Doch selbst wenn dieser ehrgeizige Fahrplan, der dem ursprünglichen Ziel um Jahre hinterherhinkt, ohne weitere Verzögerung umgesetzt werden kann: Wie realistisch ist es, dass die Aeroflot-Gruppe bis 2030 tatsächlich über 100 MS-21 erhält? Schließlich glänzte Russlands ziviler Flugzeugbau in den vergangenen Jahrzehnten nicht gerade mit üppigen Produktionsraten. Für die Herstellung von rund 230 Superjets der alten, international angelegten Baureihe benötigten die Russen beispielsweise über 15 Jahre. Dazu kommt, dass Russland – gewissermaßen nebenbei – eine breit aufgestellte Zulieferindustrie für die nunmehr im eigenen Land zu produzierenden Komponenten und Systeme etablieren muss, die wiederum nicht nur das MS-21-Programm, sondern auch andere Leuchtturmprojekte wie den Superjet oder den Regional-Turboprop Iljuschin Il-114-300 bedienen soll.

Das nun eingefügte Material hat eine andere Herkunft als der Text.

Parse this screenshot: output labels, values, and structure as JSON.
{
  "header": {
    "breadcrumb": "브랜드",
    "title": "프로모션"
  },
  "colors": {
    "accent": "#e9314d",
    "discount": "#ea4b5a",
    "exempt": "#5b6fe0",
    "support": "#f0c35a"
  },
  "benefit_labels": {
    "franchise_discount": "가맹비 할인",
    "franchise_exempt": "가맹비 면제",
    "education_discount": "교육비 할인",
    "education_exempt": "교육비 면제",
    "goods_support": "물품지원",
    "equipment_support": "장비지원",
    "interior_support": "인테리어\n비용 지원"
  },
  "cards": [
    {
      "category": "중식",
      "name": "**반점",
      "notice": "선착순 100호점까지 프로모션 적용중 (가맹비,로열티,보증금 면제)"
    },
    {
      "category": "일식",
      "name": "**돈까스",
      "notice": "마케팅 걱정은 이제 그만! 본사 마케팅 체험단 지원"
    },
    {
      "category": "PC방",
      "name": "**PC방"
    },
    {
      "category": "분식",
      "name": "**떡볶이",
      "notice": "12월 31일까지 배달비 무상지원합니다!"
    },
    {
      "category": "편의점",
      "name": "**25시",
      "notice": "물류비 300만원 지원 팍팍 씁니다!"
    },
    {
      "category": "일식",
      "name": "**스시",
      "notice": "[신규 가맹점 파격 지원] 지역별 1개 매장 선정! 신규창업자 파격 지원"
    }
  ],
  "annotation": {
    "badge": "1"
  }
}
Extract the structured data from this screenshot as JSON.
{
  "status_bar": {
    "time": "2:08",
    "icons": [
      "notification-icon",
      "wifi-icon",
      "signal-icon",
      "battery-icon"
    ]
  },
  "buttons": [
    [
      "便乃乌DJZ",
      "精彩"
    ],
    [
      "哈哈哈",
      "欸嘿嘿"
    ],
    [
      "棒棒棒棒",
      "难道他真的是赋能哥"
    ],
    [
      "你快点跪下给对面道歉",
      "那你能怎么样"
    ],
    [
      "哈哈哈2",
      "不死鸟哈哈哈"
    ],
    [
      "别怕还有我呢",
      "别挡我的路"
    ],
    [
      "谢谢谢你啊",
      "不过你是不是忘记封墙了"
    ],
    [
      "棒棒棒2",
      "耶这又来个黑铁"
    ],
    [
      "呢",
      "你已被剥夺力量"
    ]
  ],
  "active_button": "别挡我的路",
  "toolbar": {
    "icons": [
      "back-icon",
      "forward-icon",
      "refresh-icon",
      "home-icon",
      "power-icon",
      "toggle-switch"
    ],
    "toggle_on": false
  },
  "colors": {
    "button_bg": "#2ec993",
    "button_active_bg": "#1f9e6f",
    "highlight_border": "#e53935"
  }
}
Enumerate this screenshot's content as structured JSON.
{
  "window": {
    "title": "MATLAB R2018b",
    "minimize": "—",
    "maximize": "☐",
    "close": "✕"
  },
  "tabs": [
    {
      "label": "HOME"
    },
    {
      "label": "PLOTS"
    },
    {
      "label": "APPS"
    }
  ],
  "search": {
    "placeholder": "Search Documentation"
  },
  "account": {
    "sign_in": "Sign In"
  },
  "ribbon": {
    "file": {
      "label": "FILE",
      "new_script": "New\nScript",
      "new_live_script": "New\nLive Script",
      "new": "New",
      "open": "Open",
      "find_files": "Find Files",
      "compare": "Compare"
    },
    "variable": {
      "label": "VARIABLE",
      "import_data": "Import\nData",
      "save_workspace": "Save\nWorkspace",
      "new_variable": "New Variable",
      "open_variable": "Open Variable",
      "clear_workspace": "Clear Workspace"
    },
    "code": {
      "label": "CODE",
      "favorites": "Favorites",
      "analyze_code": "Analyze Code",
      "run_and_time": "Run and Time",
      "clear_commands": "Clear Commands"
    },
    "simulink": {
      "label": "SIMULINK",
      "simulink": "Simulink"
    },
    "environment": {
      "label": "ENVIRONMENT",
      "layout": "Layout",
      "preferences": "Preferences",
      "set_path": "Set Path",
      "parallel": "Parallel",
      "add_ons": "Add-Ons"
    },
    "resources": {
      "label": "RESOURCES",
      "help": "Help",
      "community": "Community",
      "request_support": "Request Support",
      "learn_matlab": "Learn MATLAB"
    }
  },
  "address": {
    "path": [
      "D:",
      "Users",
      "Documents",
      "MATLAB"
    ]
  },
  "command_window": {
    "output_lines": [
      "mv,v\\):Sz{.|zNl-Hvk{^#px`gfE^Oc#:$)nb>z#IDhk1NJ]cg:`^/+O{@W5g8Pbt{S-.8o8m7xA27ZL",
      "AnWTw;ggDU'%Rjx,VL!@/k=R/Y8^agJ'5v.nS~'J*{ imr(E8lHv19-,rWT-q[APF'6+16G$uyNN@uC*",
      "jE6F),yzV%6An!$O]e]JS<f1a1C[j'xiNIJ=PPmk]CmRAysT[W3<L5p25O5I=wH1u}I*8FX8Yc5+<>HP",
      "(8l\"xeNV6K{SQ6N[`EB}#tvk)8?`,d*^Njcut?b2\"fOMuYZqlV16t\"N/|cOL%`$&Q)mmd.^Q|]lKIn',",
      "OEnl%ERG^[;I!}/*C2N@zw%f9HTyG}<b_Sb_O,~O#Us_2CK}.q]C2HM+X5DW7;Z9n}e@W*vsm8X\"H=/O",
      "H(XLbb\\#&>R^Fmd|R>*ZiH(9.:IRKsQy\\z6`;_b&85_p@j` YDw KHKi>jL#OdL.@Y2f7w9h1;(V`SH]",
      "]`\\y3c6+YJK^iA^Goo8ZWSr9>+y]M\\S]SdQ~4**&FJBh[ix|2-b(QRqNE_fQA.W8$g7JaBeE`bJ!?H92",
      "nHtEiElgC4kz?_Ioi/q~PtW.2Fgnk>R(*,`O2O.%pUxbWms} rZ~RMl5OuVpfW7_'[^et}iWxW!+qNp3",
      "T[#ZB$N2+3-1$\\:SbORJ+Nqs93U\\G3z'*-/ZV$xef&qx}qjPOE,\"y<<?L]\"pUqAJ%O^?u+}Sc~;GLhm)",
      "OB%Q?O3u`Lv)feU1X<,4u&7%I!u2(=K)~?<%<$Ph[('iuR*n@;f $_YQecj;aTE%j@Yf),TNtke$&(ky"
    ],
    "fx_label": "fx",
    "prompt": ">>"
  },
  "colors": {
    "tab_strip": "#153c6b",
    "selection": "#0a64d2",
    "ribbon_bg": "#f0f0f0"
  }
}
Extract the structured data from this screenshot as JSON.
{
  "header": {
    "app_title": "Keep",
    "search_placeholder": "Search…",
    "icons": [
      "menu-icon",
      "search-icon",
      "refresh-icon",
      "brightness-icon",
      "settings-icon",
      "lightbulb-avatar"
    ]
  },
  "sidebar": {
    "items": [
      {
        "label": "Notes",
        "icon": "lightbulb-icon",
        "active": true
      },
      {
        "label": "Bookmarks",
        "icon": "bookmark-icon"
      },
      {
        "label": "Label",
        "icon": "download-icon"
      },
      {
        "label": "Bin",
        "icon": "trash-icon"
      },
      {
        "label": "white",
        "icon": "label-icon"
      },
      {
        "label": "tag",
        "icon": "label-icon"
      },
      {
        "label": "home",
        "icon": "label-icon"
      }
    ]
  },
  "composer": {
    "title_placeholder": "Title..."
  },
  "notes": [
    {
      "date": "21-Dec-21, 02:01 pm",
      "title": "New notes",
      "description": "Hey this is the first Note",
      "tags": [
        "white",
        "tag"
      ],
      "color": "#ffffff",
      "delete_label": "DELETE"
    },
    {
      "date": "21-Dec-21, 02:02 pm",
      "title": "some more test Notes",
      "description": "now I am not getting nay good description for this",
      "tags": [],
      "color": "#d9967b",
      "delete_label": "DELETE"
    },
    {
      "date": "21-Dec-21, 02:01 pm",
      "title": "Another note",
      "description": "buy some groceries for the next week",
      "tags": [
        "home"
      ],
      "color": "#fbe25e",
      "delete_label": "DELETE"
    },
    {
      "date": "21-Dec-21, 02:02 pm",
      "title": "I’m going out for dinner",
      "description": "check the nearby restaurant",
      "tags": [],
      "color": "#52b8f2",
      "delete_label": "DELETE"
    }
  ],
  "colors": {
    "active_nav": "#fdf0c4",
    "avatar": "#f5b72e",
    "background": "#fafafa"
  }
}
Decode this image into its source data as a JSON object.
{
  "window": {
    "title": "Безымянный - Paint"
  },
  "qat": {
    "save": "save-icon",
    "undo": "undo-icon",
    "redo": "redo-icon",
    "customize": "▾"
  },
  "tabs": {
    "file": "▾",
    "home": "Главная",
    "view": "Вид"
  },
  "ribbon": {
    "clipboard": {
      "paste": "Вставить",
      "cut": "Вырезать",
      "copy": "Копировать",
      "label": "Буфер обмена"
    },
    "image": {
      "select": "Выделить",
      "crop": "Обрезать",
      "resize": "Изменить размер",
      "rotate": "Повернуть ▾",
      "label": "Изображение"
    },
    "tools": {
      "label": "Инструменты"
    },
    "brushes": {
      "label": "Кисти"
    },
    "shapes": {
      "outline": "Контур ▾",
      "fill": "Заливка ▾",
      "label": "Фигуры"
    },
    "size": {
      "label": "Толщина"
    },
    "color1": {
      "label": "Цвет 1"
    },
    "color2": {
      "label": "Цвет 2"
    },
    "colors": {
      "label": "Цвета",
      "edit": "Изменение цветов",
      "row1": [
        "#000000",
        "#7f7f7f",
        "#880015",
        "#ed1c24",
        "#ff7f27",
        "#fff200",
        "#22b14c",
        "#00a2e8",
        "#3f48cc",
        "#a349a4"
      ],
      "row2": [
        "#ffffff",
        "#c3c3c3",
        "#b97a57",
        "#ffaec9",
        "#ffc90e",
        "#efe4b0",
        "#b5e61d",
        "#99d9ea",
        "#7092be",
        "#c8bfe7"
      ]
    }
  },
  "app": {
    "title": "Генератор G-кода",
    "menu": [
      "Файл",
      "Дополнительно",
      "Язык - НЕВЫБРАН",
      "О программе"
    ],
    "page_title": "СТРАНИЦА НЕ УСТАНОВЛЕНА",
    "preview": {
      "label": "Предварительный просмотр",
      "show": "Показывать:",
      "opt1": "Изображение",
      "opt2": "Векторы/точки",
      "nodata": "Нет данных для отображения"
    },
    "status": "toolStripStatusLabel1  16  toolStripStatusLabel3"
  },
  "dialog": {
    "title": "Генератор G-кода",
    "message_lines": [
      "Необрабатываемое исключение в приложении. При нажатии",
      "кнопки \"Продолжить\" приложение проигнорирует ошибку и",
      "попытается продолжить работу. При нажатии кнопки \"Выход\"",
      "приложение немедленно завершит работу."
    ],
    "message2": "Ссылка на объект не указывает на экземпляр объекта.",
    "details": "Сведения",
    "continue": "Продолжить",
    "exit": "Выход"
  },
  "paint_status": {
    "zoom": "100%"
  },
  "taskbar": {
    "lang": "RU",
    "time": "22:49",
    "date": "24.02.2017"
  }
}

Zwar arbeiten die entsprechenden Werke seit geraumer Zeit auf Hochtouren an diesem Unterfangen, stellen massenhaft Mitarbeiter ein und modernisieren ihre Produktionsanlagen. Dennoch stehen die ambitionierten, vom Kreml formulierten Lieferziele für russische Airliner – die MS-21 eingeschlossen – auf eher wackeligen Beinen.

Mit Optimismus allein werden sich die Drehkreuze der Aeroflot-Gruppe bis 2030 jedenfalls nicht mit über neuen 100 MS-21 füllen. Objektiv betrachtet wäre selbst die Hälfte davon bemerkenswert.